Identification et ciblage des principaux modulateurs de la résistance cellulaire et du taux de vieillissement dans les neurones vulnérables de la maladie de Huntington en vue d'une intervention répara – Resist-HD
La maladie de Huntington (MH), la plus fréquente des maladies neurodégénératives génétiques causées par une expansion instable de répétitions CAG, entraîne une dégénérescence sélective de neurones, en particulier des neurones de projection épineux (SPN) dans le striatum. Ainsi, le striatum est principalement affecté dans la MH. Il est donc essentiel de comprendre le mécanisme qui sous-tend la vulnérabilité sélective des SPN pour mettre au point un traitement efficace. Si les facteurs génétiques semblent être les principaux moteurs du mécanisme, les facteurs environnementaux pourraient également jouer un rôle. A l’appui de cette hypothèse, plusieurs études montrent un impact des facteurs environnementaux sur les symptômes comportementaux des patients ou de souris atteints de la MH. En particulier, un environnement enrichi retarde l'apparition de la maladie et/ou réduit la gravité des symptômes.
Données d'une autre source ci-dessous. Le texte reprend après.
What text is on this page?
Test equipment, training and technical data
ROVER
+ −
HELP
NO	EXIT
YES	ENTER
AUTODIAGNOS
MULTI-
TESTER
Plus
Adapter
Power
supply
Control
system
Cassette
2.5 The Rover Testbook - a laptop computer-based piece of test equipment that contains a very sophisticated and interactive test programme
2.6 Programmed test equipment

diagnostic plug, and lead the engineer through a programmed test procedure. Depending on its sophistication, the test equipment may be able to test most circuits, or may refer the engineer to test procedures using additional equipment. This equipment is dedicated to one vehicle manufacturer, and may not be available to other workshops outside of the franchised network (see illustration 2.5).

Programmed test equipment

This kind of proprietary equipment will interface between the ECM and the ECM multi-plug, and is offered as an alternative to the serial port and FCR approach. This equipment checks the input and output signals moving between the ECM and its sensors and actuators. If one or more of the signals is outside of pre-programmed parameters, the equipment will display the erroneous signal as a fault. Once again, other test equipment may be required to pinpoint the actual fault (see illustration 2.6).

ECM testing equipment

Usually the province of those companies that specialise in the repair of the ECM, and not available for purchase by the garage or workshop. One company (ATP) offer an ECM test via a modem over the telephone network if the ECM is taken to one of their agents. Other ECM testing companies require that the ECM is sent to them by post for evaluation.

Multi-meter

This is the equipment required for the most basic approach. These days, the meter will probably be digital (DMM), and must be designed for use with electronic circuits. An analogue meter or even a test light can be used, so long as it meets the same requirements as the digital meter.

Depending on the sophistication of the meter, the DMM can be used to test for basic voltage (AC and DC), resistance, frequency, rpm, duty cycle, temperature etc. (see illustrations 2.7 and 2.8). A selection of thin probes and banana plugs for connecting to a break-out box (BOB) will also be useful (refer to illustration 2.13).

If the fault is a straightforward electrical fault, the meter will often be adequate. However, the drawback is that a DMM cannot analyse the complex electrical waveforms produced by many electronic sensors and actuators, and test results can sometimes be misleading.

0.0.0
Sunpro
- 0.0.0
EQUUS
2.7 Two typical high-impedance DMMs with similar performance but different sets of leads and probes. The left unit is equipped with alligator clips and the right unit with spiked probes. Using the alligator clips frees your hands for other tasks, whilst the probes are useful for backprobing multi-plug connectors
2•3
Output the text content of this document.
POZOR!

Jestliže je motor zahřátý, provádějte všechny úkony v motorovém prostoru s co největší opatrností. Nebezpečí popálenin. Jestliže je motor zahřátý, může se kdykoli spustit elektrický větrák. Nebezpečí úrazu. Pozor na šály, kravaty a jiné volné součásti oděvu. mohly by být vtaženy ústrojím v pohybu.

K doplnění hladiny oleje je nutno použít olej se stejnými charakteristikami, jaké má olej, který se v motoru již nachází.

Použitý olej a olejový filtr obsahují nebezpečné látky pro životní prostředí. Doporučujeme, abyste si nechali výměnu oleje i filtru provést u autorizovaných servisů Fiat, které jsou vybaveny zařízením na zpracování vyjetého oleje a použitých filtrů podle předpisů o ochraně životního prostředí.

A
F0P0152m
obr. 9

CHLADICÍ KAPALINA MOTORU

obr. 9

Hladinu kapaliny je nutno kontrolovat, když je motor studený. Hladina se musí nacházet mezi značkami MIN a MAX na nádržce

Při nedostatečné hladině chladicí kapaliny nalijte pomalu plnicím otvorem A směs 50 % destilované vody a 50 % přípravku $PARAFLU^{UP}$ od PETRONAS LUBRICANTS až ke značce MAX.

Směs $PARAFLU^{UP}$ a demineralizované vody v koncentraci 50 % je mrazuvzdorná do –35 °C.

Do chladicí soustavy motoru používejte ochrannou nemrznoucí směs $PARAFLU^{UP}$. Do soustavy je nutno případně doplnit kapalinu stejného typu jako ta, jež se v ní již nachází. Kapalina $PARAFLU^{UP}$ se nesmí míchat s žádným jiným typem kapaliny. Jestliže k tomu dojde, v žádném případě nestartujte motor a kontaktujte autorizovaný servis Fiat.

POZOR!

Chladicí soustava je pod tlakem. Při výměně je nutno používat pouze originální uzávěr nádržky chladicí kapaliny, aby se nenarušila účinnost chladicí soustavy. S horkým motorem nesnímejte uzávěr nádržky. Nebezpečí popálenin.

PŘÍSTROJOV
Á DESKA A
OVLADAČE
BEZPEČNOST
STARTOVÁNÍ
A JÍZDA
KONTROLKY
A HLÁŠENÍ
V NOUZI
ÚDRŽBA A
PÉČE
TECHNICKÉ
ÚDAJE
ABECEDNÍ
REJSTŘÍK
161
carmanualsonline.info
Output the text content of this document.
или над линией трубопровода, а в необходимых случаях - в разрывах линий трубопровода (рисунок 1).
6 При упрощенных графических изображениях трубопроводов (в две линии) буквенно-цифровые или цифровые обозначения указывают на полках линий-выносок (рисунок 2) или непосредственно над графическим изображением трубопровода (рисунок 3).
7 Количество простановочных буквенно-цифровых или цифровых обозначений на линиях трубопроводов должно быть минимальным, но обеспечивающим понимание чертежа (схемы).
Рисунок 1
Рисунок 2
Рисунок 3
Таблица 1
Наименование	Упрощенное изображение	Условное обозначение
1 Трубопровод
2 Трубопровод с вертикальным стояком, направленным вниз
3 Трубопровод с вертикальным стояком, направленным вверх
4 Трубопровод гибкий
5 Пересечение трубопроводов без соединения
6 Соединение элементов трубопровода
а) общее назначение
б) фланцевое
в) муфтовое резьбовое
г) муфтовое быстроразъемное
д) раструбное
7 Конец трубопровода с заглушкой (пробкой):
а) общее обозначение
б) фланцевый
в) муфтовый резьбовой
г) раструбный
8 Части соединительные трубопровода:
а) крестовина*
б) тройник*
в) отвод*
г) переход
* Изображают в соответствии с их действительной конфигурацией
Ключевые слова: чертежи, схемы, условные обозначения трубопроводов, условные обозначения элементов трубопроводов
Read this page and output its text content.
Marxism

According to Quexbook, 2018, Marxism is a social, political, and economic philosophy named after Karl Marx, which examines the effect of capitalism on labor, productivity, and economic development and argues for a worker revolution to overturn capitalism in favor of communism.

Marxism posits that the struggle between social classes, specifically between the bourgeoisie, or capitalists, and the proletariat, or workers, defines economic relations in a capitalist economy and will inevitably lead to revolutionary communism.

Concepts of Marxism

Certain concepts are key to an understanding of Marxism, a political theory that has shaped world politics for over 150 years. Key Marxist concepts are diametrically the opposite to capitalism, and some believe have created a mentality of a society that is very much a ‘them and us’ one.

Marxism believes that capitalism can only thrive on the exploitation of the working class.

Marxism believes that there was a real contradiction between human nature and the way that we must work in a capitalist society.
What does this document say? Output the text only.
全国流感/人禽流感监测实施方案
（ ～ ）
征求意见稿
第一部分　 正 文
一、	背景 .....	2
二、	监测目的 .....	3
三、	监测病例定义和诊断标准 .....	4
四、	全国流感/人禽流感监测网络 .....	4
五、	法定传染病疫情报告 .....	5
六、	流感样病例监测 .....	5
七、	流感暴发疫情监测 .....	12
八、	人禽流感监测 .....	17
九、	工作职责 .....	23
La reprogrammation épigénétique et transcriptionnelle est impliquée dans la vulnérabilité des SPN en promouvant leur vieillissement accéléré. Nous émettons l'hypothèse que le décryptage de l'interaction entre les facteurs environnementaux et la régulation épigénétique dans les SPNs ‘Huntington’ pourrait favoriser la recherche translationnelle : 1) en soutenant l'amélioration des conditions environnementales et du style de vie des patients, qui peut être rapidement mise en œuvre par le biais de politiques de santé publique ; 2) en créant de nouvelles opportunités thérapeutiques, notamment en conduisant à l'identification de voies médicamenteuses favorisant la résistance des neurones vulnérables et/ou en contrant leur vieillissement accéléré. Par une manipulation des conditions environnementales de souris atteintes de la MH et une analyse multi-omique, le projet vise à identifier les voies qui favorisent la résistance des SPN ‘Huntington’ et à tester des cibles prometteuses chez la souris et dans des modèles cellulaires, en utilisant une approche virale ou de petites molécules.
Coordination du projet
Karine Merienne (UNIVERSITÉ STRASBOURG)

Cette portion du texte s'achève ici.